Revision 16-1; Effective March 1, 2016
The Medicaid Buy-In for Children (MBIC) program is a Medicaid program for children with disabilities up to the age of 19 with family income up to 300 percent of the federal poverty level (FPIL). A family may have to pay a monthly premium as a condition of eligibility. The amount of the premium is based on the family’s income and whether an applicant/recipient is covered under a parent's employer-sponsored health insurance plan. For a definition of terms used for MBIC, see the Glossary.
MBIC recipients receive regular Medicaid benefits, a Medicaid ID card and an MBIC member handbook. The handbook is a guide that has basic information about MBIC. It explains what to do if an applicant/recipient has questions or needs help while in the program.
All regular Medicaid for the Elderly and People with Disabilities (MEPD) policies apply to this program except for the eligibility items specifically identified in this chapter. For example, citizenship and Texas residency are not addressed specifically for MBIC; therefore, follow regular MEPD policies for citizenship and Texas residency.
All eligibility requirements for this program must be verified. MBIC is not a client-declaration program.
Revision 11-3; Effective September 1, 2011
Revision 11-3; Effective September 1, 2011
Medicaid Buy-In for Children (MBIC) is a community-based program. If an MBIC recipient enters a nursing facility or intermediate care facility for persons with mental retardation, contact the authorized representative to determine if the facility stay will be less than 90 days. MBIC will remain active in the Texas Integrated Eligibility Redesign System (TIERS) and will pay for nursing facility stays of less than 90 days. TIERS will track the 90 days and notify MEPD specialists via a task before the 90th day.
If the facility stay is going to be more than 90 days, obtain a new Form H1200, Application for Assistance – Your Texas Benefits, gather any additional eligibility verifications needed and complete the program transfer.

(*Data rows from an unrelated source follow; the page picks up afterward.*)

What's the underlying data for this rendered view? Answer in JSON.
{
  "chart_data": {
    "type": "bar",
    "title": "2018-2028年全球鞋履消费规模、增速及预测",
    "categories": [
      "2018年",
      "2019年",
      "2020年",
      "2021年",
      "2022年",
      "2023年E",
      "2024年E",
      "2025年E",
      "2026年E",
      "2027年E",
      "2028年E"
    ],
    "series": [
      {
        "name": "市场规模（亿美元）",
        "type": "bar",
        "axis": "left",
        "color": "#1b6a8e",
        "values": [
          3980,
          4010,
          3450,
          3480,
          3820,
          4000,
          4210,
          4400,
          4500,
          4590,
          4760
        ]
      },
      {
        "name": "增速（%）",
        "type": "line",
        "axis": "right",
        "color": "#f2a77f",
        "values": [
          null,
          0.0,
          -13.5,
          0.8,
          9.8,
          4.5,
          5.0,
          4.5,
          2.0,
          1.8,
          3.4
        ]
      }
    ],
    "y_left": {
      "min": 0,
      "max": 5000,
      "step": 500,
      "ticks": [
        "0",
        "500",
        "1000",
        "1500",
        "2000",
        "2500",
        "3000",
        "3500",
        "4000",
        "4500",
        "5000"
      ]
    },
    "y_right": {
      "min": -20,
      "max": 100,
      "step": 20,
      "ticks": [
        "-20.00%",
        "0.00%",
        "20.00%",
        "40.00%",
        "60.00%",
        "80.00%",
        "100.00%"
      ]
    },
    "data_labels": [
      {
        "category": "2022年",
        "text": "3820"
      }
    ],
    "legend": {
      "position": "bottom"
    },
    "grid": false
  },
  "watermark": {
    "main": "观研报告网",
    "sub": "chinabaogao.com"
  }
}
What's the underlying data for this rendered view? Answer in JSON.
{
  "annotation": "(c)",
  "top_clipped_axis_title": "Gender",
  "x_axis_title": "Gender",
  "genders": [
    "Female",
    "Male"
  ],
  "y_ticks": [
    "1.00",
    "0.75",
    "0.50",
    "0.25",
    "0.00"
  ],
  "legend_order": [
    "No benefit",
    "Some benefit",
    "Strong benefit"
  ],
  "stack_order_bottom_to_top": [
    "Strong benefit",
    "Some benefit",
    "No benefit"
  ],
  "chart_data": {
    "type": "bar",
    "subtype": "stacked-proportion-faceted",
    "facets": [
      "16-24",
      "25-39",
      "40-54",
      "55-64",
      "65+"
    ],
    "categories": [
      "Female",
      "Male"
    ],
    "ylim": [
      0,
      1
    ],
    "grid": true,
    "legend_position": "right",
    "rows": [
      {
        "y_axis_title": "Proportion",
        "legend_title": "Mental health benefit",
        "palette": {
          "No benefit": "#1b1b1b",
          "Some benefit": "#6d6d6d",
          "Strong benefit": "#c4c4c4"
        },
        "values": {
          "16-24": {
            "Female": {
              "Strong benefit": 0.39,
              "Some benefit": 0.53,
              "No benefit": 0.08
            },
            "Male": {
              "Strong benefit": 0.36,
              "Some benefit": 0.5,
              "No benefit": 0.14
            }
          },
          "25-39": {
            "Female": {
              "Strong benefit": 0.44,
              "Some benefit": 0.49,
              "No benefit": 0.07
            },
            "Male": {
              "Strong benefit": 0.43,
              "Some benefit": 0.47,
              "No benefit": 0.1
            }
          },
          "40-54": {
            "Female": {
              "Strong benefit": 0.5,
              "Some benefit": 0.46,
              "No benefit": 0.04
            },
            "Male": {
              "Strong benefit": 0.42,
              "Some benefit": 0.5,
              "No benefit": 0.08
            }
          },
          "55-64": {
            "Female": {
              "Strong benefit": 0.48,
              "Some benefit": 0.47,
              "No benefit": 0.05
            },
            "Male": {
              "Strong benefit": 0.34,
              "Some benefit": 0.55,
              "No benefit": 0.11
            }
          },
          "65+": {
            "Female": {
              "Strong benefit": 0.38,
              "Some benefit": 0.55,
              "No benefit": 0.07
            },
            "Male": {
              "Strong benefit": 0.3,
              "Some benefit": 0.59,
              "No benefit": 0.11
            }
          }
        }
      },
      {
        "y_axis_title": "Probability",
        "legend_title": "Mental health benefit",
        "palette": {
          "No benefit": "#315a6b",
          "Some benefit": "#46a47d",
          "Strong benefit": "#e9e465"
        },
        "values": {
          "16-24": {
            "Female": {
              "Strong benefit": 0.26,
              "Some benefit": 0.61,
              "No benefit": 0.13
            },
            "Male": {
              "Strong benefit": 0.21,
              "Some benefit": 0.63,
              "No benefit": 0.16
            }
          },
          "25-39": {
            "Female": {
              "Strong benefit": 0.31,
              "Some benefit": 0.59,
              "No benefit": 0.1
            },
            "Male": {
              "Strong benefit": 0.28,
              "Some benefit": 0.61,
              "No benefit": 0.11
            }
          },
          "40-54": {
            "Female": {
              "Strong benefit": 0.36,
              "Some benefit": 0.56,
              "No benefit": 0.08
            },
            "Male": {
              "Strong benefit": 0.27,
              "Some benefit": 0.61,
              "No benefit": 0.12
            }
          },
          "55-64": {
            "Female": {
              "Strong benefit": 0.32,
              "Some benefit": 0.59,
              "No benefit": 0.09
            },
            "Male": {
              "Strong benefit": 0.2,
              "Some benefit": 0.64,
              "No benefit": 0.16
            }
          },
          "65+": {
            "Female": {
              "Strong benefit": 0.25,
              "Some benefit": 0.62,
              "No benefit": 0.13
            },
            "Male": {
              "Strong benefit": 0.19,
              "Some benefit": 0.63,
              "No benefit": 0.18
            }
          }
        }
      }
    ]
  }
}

Revision 18-1; Effective March 1, 2018
Home and Community-Based Services waiver services (for example, Community Living Assistance and Support Services) are not paid under the MBIC systems eligibility codes. Therefore, if a referral for waiver services is received, obtain a new Form H1200, gather any additional verification needed to determine eligibility for ME-Waivers and complete a program transfer if all eligibility criteria are met.
Revision 11-3; Effective September 1, 2011
An MBIC-eligible applicant/recipient can also have:
- Qualified Medicare Beneficiary (QMB)
- Specified Low-Income Medicare Beneficiary (SLMB)
An MBIC-eligible applicant/recipient cannot have:
- Qualifying Individuals-1 (QI-1). The applicant/recipient must choose between MBIC and QI-1.
- Qualified Disabled Working Individuals
Reminder: Resource information is required for Medicare Savings Programs (MSP). Parental deeming of income and resources and support and maintenance applies to MSP.
Revision 11-3; Effective September 1, 2011
Due to the age of these recipients, the Medicaid Estate Recovery Program (MERP) does not apply to MBIC.